A pseudonymous software developer going by the name of Satoshi Nakamoto proposed bitcoin in 2008, as associate degree electronic payment system based on mathematical proof. The idea was to provide a way of exchange, independent of any central authority, that would be transferred electronically during a secure, verifiable and changeless means.
To this day, no-one really knows who is Satoshi Nakamoto.
In what ways is it totally different from ancient currencies?
Bitcoin can be used to pay for things electronically, if each parties are willing. In that sense, it’s like standard dollars, euros, or yen, that also are traded digitally.
But it differs from fiat digital currencies in many vital ways:
1 – Decentralization
Bitcoin’s most important characteristic is that it’s decentralized. No single establishment controls the bitcoin network. It’s maintained by a group of volunteer coders, and run by an open network of dedicated computers spread around the world. This attracts people and groups that are uncomfortable with the control that banks or government institutions have over their money/accounts.
Bitcoin solves the “double spending problem” of electronic currencies (in that digital assets will simply be copied and re-used) through an ingenious combination of cryptography and economic incentives. In electronic edict currencies, this function is fulfilled by banks, which takes them control over the traditional system. With bitcoin, the integrity of the transactions is maintained by a distributed and open network, owned by no one.
2 – Restricted supply
Fiat currencies (dollars, euros, yen, etc.) have an unlimited supply – central banks can issue as several as they want, and might try to manipulate a currency’s value relative to others. Holders of the currency (and especially citizens with very little alternative) bear the value.
With bitcoin, on the other hand, the supply is tightly controlled by the underlying algorithm. A small number of new bitcoins trickle out every hour, and will continue to do so at a diminishing rate until a maximum of 21 million has been reached. This makes bitcoin more attractive as an asset – in theory, if demand grows and the supply remains the same, the value will increase.
3 – Pseudonymity
While senders of traditional electronic payments are typically identified (for verification purposes, and to fits with anti-money laundering and other legislation), users of bitcoin in theory operate in semi-anonymity. Since there’s no central “validator,” users don’t need to identify themselves when sending bitcoin to different person.

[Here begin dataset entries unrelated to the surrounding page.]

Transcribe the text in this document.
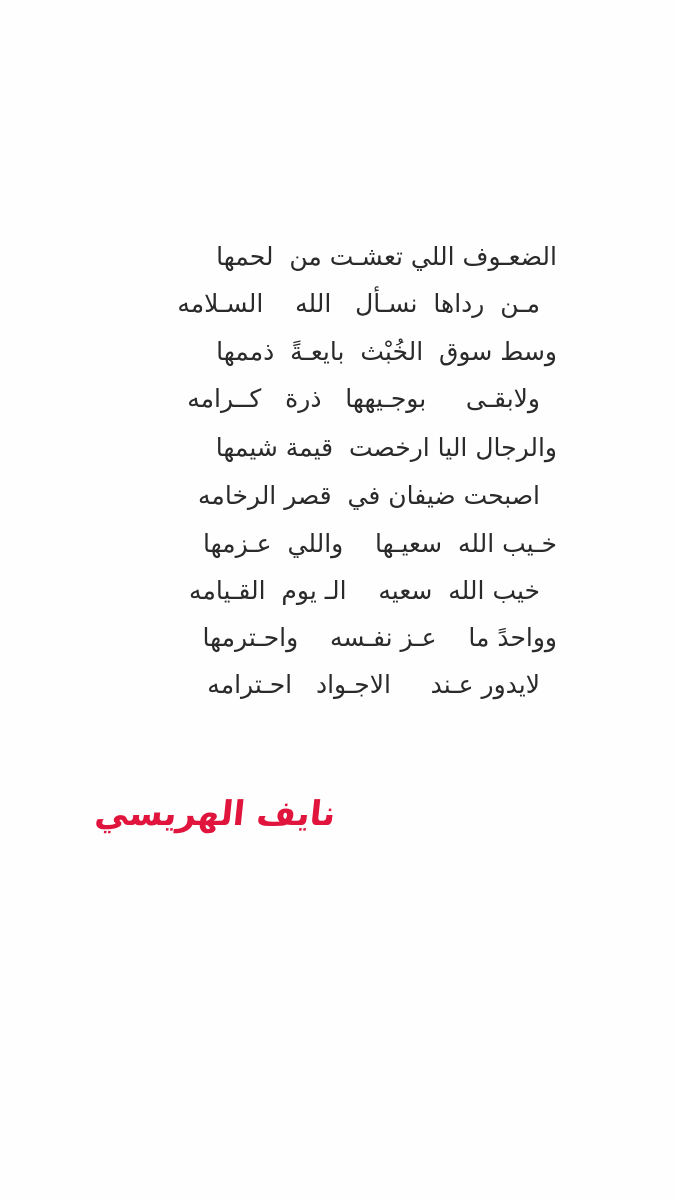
الضعـوف اللي تعشـت من  لحمها
مـن  رداها  نسـأل   الله    السـلامه
وسط سوق  الخُبْث  بايعـةً  ذممها
ولابقـى     بوجـيهها   ذرة   كــرامه
والرجال اليا ارخصت  قيمة شيمها
اصبحت ضيفان في  قصر الرخامه
خـيب الله  سعيـها    واللي  عـزمها
خيب الله  سعيه    الـ يوم  القـيامه
وواحدً ما    عـز نفـسه    واحـترمها
لايدور عـند     الاجـواد   احـترامه
نايف الهريسي
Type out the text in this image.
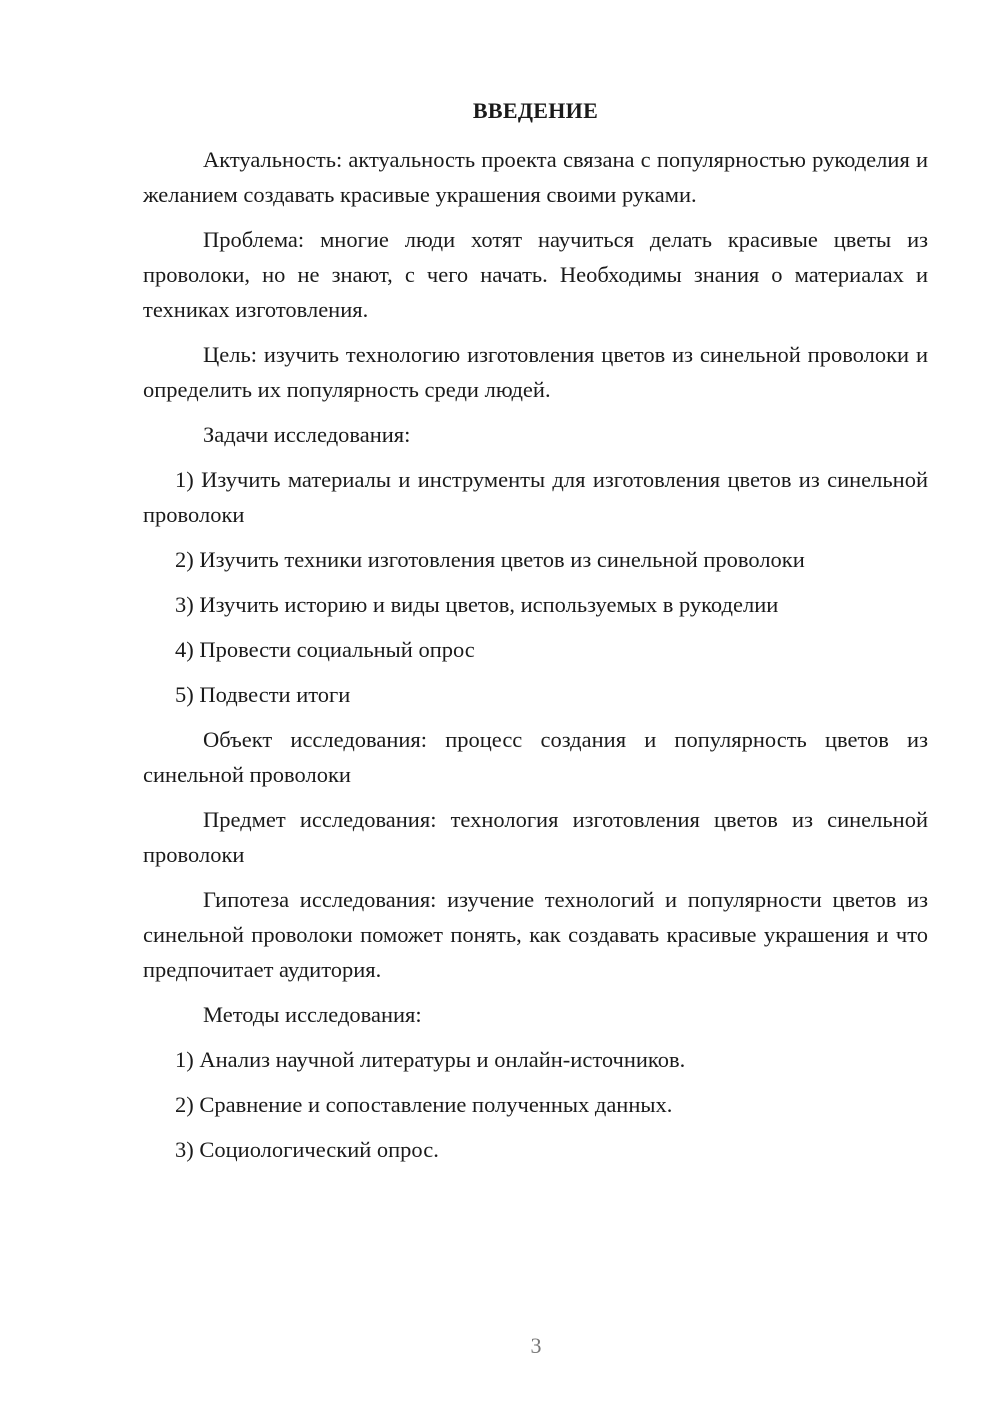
ВВЕДЕНИЕ

Актуальность: актуальность проекта связана с популярностью рукоделия и желанием создавать красивые украшения своими руками.

Проблема: многие люди хотят научиться делать красивые цветы из проволоки, но не знают, с чего начать. Необходимы знания о материалах и техниках изготовления.

Цель: изучить технологию изготовления цветов из синельной проволоки и определить их популярность среди людей.

Задачи исследования:

1) Изучить материалы и инструменты для изготовления цветов из синельной проволоки

2) Изучить техники изготовления цветов из синельной проволоки

3) Изучить историю и виды цветов, используемых в рукоделии

4) Провести социальный опрос

5) Подвести итоги

Объект исследования: процесс создания и популярность цветов из синельной проволоки

Предмет исследования: технология изготовления цветов из синельной проволоки

Гипотеза исследования: изучение технологий и популярности цветов из синельной проволоки поможет понять, как создавать красивые украшения и что предпочитает аудитория.

Методы исследования:

1) Анализ научной литературы и онлайн-источников.

2) Сравнение и сопоставление полученных данных.

3) Социологический опрос.

3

Once a transaction request is submitted, the protocol checks all previous transactions to confirm that the sender has the necessary bitcoin as well as the authority to send them. The system doesn’t need to know his or her identity.
In practice, every user is identified by the address of his or her wallet. Transactions will, with some effort, be tracked this way. Also, law enforcement has developed methods to identify persons if necessary.

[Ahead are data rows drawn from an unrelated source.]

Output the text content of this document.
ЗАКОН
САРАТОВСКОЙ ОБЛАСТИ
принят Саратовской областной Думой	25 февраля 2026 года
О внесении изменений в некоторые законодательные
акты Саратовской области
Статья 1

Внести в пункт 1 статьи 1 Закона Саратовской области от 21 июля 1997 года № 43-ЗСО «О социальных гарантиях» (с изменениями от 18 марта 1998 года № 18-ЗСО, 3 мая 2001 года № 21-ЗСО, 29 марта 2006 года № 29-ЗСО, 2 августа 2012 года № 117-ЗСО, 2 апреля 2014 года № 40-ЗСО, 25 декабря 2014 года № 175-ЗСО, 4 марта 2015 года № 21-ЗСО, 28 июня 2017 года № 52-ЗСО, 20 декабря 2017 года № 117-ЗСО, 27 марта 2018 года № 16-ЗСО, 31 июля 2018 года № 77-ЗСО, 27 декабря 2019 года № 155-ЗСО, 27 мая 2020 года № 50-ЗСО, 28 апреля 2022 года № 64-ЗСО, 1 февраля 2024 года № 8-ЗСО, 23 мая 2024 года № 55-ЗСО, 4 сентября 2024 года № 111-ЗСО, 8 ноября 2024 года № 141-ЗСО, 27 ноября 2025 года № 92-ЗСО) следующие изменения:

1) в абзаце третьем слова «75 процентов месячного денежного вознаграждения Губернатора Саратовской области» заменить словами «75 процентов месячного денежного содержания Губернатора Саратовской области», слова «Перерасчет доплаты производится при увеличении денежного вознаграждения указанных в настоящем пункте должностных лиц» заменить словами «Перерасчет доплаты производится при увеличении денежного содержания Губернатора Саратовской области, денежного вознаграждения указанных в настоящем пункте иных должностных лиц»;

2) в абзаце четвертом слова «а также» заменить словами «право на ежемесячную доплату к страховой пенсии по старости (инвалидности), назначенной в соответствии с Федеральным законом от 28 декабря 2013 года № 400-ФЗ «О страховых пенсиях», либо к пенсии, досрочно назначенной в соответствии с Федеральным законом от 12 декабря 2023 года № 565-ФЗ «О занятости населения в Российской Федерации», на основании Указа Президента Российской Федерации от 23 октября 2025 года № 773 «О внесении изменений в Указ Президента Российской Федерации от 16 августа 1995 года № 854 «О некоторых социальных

Furthermore, most exchanges are required by law to perform identity checks on their customers before they’re allowed to buy or sell bitcoin, facilitating differently way that bitcoin usage may be tracked. Since the network is transparent, the progress of a particular transaction is visible to anyone.
This makes bitcoin not an perfect currency for criminals, terrorists or money launderers.
4 – Immutability
Bitcoin transactions can’t be reversed, unlike electronic fiat transactions. This is as a result of there’s no central “adjudicator” that may say “ok, return the money.” If a transaction is recorded on the network, and if more than an hour has passed, it’s impossible to modify.
While this might disquiet some, it does mean that any transaction on the bitcoin network can’t be tampered with.
5 – Partible
The smallest unit of a bitcoin is termed a satoshi. It is one hundred millionth of a bitcoin (0.00000001) – at today’s prices, about one hundredth of a cent. This might conceivably enable micro transactions that traditional electronic money cannot.